Obviously, the narratives, allegories, and general statements of the Bible, from these verses alone, already distinctly acknowledge that women are sexual beings and are not uninterested in the male form (except on an individualistic basis, having nothing to do with being women). What about the moral prescriptions of Mosaic Law, the central moral revelation of the entire Bible? Exodus 21:10-11, though some translations ambiguously mention the third item in the list as "marital rights" without specifying what exactly the plural rights consist of, allows a woman, and by logical extension a man (Genesis 1:26-27, 5:1-2), to divorce her husband for neglect. Whether depriving her of fulfillment of marital rights explicitly entails sexual neglect, or even just in light of the fact that sexual neglect is still neglect and thus by necessity would also be grounds for divorce, Mosaic Law literally articulates the rights of a wife and by extension a husband to sex from their partner. Paul says in 1 Corinthians 7:2-5 that husbands and wives, writing in a very overt gender egalitarian manner, are not to deprive each other of sex unless mutually agreed upon. Never do its authors pretend like women cannot relate to deep attraction to male beauty (of the body, not personality) that might make a male prostitute appealing to them, or like all men are attracted to all women (if they are not asexual) so that they would even be tempted by a female prostitute in any situation to begin with.

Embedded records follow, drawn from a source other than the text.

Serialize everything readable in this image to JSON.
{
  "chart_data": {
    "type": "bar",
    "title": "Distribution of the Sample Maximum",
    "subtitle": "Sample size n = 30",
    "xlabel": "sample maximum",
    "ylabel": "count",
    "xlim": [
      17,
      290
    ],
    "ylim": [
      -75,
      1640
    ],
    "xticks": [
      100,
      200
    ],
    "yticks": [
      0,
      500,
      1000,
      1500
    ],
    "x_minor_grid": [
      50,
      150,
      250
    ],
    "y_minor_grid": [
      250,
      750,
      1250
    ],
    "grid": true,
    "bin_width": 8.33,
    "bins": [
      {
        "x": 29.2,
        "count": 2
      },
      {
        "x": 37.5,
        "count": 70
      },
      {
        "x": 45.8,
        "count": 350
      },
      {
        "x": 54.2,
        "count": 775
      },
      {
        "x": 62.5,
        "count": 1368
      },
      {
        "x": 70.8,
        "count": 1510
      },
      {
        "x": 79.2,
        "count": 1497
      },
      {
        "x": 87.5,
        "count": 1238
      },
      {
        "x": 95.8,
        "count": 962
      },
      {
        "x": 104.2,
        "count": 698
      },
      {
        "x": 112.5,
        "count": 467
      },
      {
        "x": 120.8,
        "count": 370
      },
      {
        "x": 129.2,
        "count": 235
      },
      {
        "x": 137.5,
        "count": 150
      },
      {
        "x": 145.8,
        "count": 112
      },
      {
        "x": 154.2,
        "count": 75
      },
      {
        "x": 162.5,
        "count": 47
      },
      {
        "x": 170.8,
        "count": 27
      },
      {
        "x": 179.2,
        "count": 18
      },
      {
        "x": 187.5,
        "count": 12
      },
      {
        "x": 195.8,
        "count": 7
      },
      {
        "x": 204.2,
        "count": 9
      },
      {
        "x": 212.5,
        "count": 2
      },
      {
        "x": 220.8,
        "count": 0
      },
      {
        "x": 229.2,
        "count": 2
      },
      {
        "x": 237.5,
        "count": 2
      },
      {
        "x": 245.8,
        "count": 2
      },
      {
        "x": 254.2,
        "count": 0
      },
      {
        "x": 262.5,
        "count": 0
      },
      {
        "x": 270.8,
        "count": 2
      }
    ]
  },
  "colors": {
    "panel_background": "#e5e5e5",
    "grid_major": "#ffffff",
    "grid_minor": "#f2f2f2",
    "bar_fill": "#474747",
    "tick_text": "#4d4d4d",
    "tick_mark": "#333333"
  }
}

It is not the case that the Bible by its explicit wording condemns female prostitution, with male prostitution only being condemned as sinful by its logical equivalence. No, the Torah does not pretend like there are such gender-specific sins--and even if Deuteronomy 23 did not mention male and female prostitutes alike, it would not follow that it is not condemning male prostitution or in any way prescribing gender stereotypes about sexuality. It would have to actually say or logically necessitate such things to teach them. Women are more than their sexuality or sex appeal to others and men are not unattractive to women or animalistic slaves to alleged hypersexual passions. Women do not have some special sexual power over men because of their physical beauty (and beauty and sensuality are utterly nonsexual on their own!) that is not inversely the case, and no one of either gender has truly uncontrollable sexual behaviors. Biblical ethics does not tolerate any double standards for sexual expression or the gender stereotypes that feed into them, which liberates men and women alike from dismissal of any part of their nonsinful selves.